The project was very directly inspired by Orca (https://100r.co/site/orca.html). It began as my own from-scratch implementation of Orca and diverged over time.
It's written in C, and compiled to WASM for the browser.
See the following pages for more info:
about page: https://clavier36.com/about
user manual: https://clavier36.com/manual
tutorial video: https://youtu.be/rIpQmJVMjCA
He’s a friend, but I am very unbiased in saying that the sample-rate execution of the entire grid seems like an incredible technical achievement.
One of the craziest (super super noisy but fascinating to watch) grids uses just a few “operators” that generate random operators and random values, and place them at random location.
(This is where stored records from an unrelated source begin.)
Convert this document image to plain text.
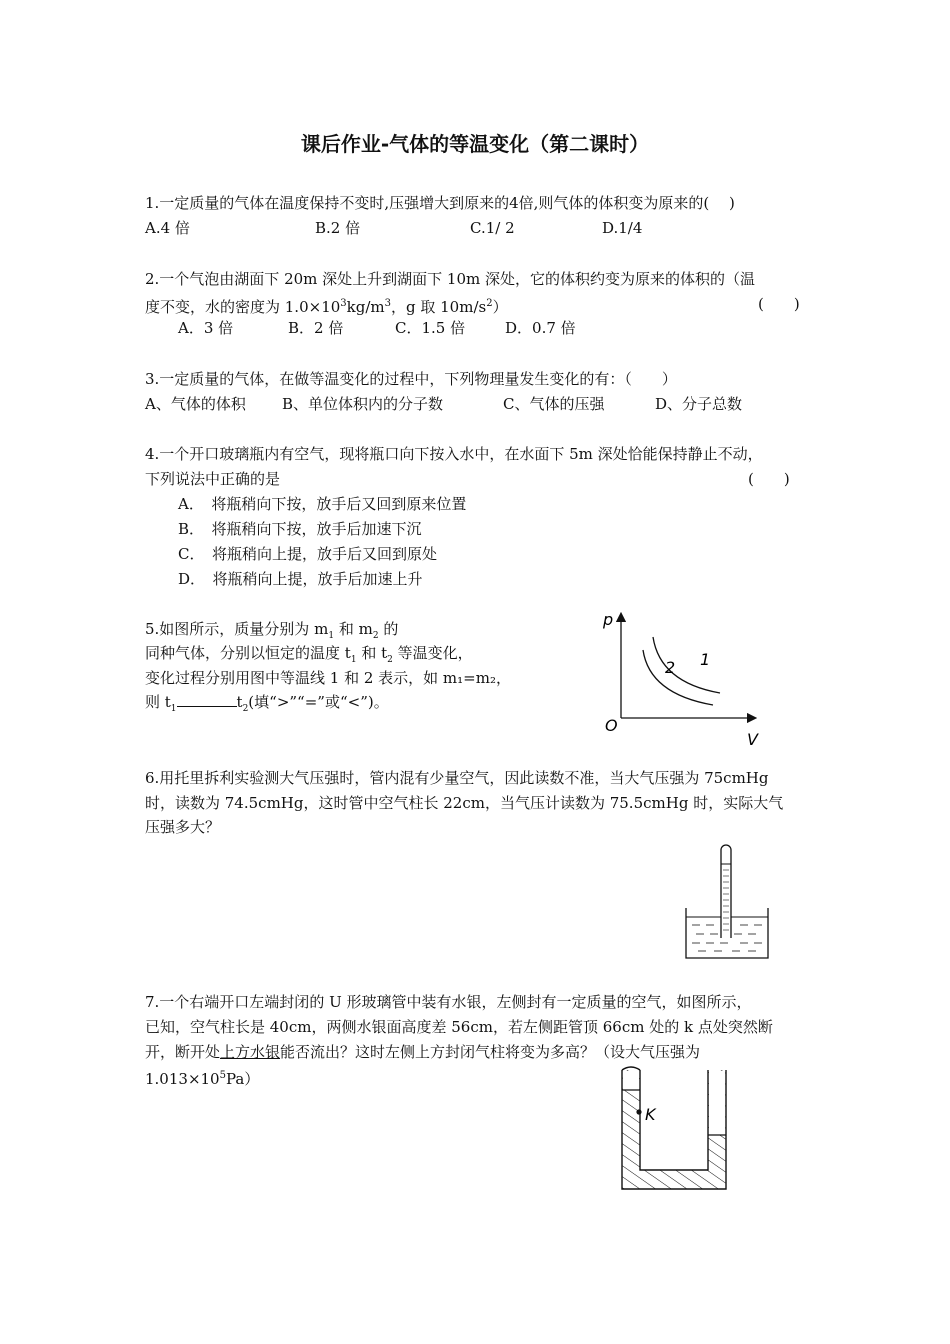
课后作业-气体的等温变化（第二课时）
1.一定质量的气体在温度保持不变时,压强增大到原来的4倍,则气体的体积变为原来的(　 )
A.4 倍	B.2 倍	C.1/ 2	D.1/4
2.一个气泡由湖面下 20m 深处上升到湖面下 10m 深处，它的体积约变为原来的体积的（温
度不变，水的密度为 $1.0\times 10^3kg/m^3$，g 取 $10m/s^2$）	(　　)
A．3 倍	B．2 倍	C．1.5 倍	D．0.7 倍
3.一定质量的气体，在做等温变化的过程中，下列物理量发生变化的有：（　　）
A、气体的体积 B、单位体积内的分子数	C、气体的压强	D、分子总数
4.一个开口玻璃瓶内有空气，现将瓶口向下按入水中，在水面下 5m 深处恰能保持静止不动，
下列说法中正确的是	(　　)
A．　将瓶稍向下按，放手后又回到原来位置
B．　将瓶稍向下按，放手后加速下沉
C．　将瓶稍向上提，放手后又回到原处
D．　将瓶稍向上提，放手后加速上升
5.如图所示，质量分别为 $m_1$ 和 $m_2$ 的
同种气体，分别以恒定的温度 $t_1$ 和 $t_2$ 等温变化，
变化过程分别用图中等温线 1 和 2 表示，如 m₁=m₂，
则 $t_1$	$t_2$(填“>”“=”或“<”)。
p
V
O
1
2
6.用托里拆利实验测大气压强时，管内混有少量空气，因此读数不准，当大气压强为 75cmHg
时，读数为 74.5cmHg，这时管中空气柱长 22cm，当气压计读数为 75.5cmHg 时，实际大气
压强多大？
7.一个右端开口左端封闭的 U 形玻璃管中装有水银，左侧封有一定质量的空气，如图所示，
已知，空气柱长是 40cm，两侧水银面高度差 56cm，若左侧距管顶 66cm 处的 k 点处突然断
开，断开处上方水银能否流出？这时左侧上方封闭气柱将变为多高？（设大气压强为
$1.013\times 10^5Pa$）
K
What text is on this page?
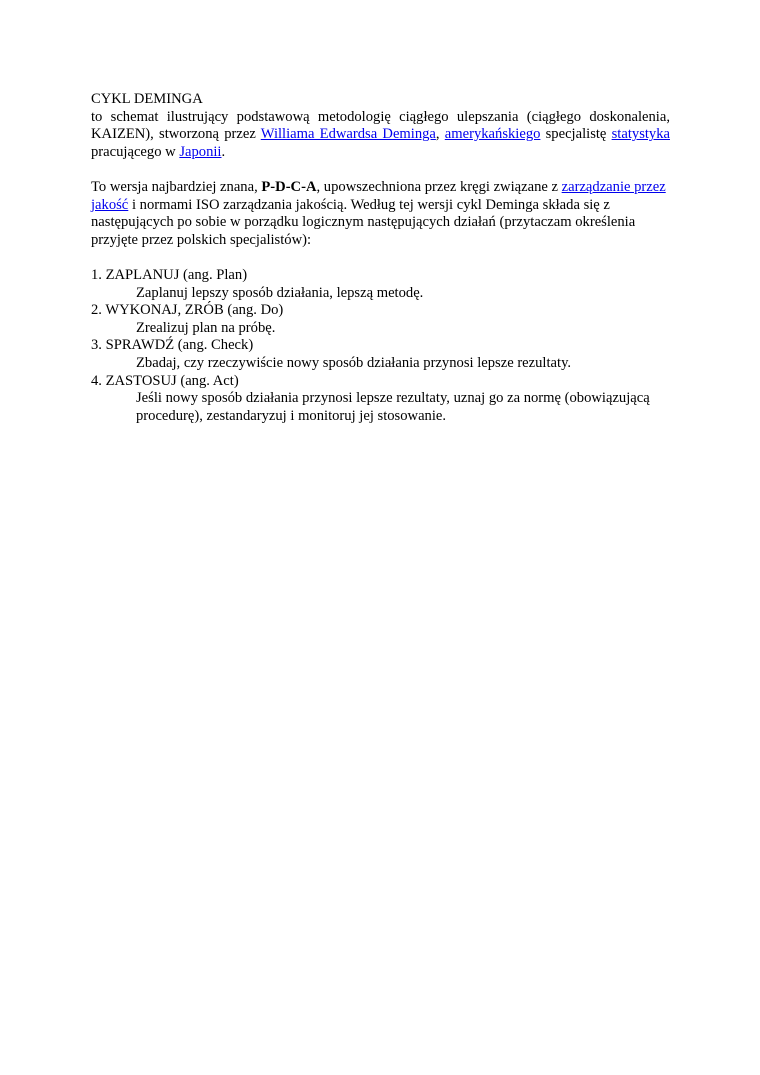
CYKL DEMINGA

to schemat ilustrujący podstawową metodologię ciągłego ulepszania (ciągłego doskonalenia, KAIZEN), stworzoną przez Williama Edwardsa Deminga, amerykańskiego specjalistę statystyka pracującego w Japonii.

To wersja najbardziej znana, P-D-C-A, upowszechniona przez kręgi związane z zarządzanie przez jakość i normami ISO zarządzania jakością. Według tej wersji cykl Deminga składa się z następujących po sobie w porządku logicznym następujących działań (przytaczam określenia przyjęte przez polskich specjalistów):

1. ZAPLANUJ (ang. Plan)

Zaplanuj lepszy sposób działania, lepszą metodę.

2. WYKONAJ, ZRÓB (ang. Do)

Zrealizuj plan na próbę.

3. SPRAWDŹ (ang. Check)

Zbadaj, czy rzeczywiście nowy sposób działania przynosi lepsze rezultaty.

4. ZASTOSUJ (ang. Act)

Jeśli nowy sposób działania przynosi lepsze rezultaty, uznaj go za normę (obowiązującą procedurę), zestandaryzuj i monitoruj jej stosowanie.
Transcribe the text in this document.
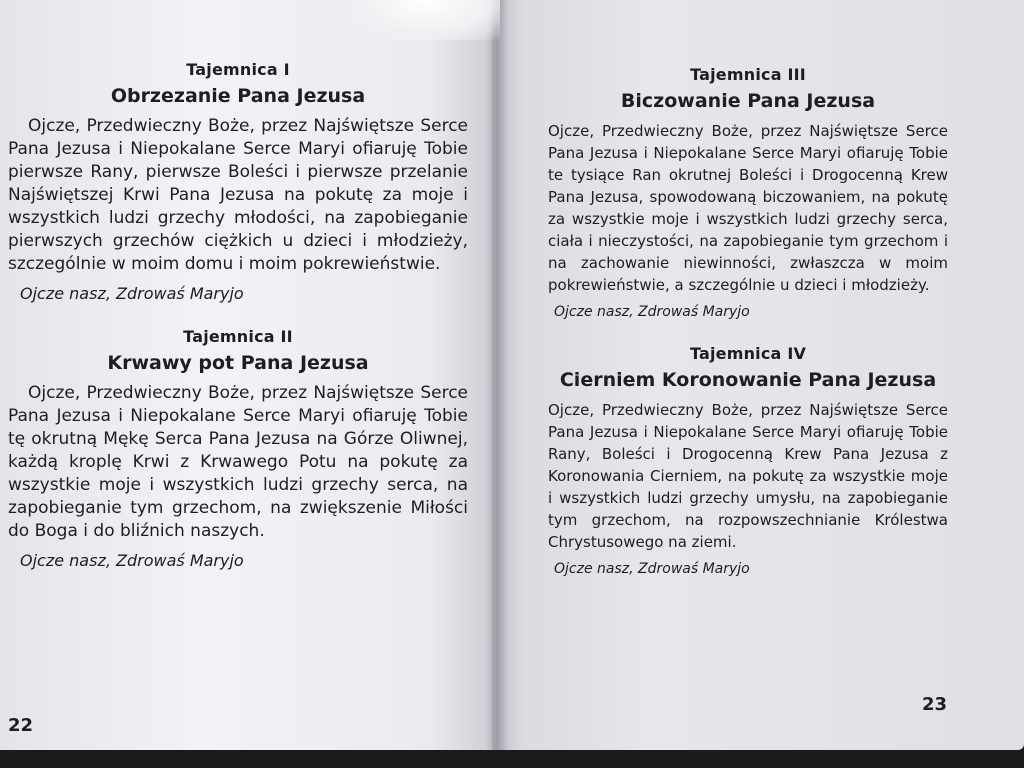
Tajemnica I

Obrzezanie Pana Jezusa

Ojcze, Przedwieczny Boże, przez Najświętsze Serce Pana Jezusa i Niepokalane Serce Maryi ofiaruję Tobie pierwsze Rany, pierwsze Boleści i pierwsze przelanie Najświętszej Krwi Pana Jezusa na pokutę za moje i wszystkich ludzi grzechy młodości, na zapobieganie pierwszych grzechów ciężkich u dzieci i młodzieży, szczególnie w moim domu i moim pokrewieństwie.

Ojcze nasz, Zdrowaś Maryjo

Tajemnica II

Krwawy pot Pana Jezusa

Ojcze, Przedwieczny Boże, przez Najświętsze Serce Pana Jezusa i Niepokalane Serce Maryi ofiaruję Tobie tę okrutną Mękę Serca Pana Jezusa na Górze Oliwnej, każdą kroplę Krwi z Krwawego Potu na pokutę za wszystkie moje i wszystkich ludzi grzechy serca, na zapobieganie tym grzechom, na zwiększenie Miłości do Boga i do bliźnich naszych.

Ojcze nasz, Zdrowaś Maryjo

Tajemnica III

Biczowanie Pana Jezusa

Ojcze, Przedwieczny Boże, przez Najświętsze Serce Pana Jezusa i Niepokalane Serce Maryi ofiaruję Tobie te tysiące Ran okrutnej Boleści i Drogocenną Krew Pana Jezusa, spowodowaną biczowaniem, na pokutę za wszystkie moje i wszystkich ludzi grzechy serca, ciała i nieczystości, na zapobieganie tym grzechom i na zachowanie niewinności, zwłaszcza w moim pokrewieństwie, a szczególnie u dzieci i młodzieży.

Ojcze nasz, Zdrowaś Maryjo

Tajemnica IV

Cierniem Koronowanie Pana Jezusa

Ojcze, Przedwieczny Boże, przez Najświętsze Serce Pana Jezusa i Niepokalane Serce Maryi ofiaruję Tobie Rany, Boleści i Drogocenną Krew Pana Jezusa z Koronowania Cierniem, na pokutę za wszystkie moje i wszystkich ludzi grzechy umysłu, na zapobieganie tym grzechom, na rozpowszechnianie Królestwa Chrystusowego na ziemi.

Ojcze nasz, Zdrowaś Maryjo

22
23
That grid runs - easily! in the browser!! - at 1000 bpm. Forget 60 fps :)
I’ll update my comment linking to this patch so you can take a listen. It’s stunning, organic and very punk.
Very briefly, I contributed the CI pipeline that makes git push build the wasm and deploy it to a micro server that sets the specific required headers. I used the deployment tool I’ve been working on with a friend, which is called Disco.
There was something about wasm/the audio worklet requiring super specific headers - `Cross-Origin-Embedder-Policy: require-corp` … Nothing too complicated.
The other part I contributed is the loading/saving patches to Firebase, which lets people share compositions.
But all of the audio, grid, ui is all River’s!
This is the patch:
WARNING - GETS SUPER SUPER LOUD https://clavier36.com/p/tEWcc48tFPm8qiyx9ljo WARNING - GETS SUPER SUPER LOUD
Zoom out using your mouse wheel/trackpad to see it all. It's realllly gorgeous if you let it run. But super, super loud at random times :-)
How would someone start learning and implementing something like this? Like, I don't even know what keyword to put into Google.
Are there any articles, blog posts, etc. that you used while researching?
I was testing MIDI on a prerelease build last weekend and it turned out quite nice: https://www.instagram.com/p/DOUUIfeEQWY/
Excited for more folks to get to play with it!
Otherwise really impressive.
36 because, just like base64 uses 64 characters, clavier uses A-Z and 0-9 :-)
You can get into the details later but right now I've got no idea what's going on here and don't know why I should invest my time in it.
You need to motivate people by showing off the thing.
Also on the phone it just says basically "go away". Once again, show me some video, song, Bandcamp, SoundCloud, something that would motivate me to switch to a desktop.
CLAVIER-36 is a musical instrument, so it will necessarily take some time to master it.
You can jump to 7:14 in the video - https://youtu.be/rIpQmJVMjCA?feature=shared&t=434 - to hear and see how it works. It's a grid based instrument, where you place "operators", or functions on the grid.
That's the 10 second version. The longer version will require a bit of a time investment unfortunately. But it's quite interesting once/if you get into it and start making patches.
@rwhaling posted one of his compositions: https://www.instagram.com/p/DOUUIfeEQWY/ hopefully that's more what you were looking for?
Also, if you click OP's link - https://clavier36.com/p/LtZDdcRP3haTWHErgvdM - you should be brought to an example patch. Is that working for you? Unfortunately, a mobile version is not available right now (it would be tricky to port it, without having to dramatically rethink the UI).
Cheers
https://store.steampowered.com/app/3614060/CLAVIER36/
A Steam version is definitely coming - the biggest question re Steam Deck is how to deal with the input..
Do you use/like any other audio software on the Steam Deck?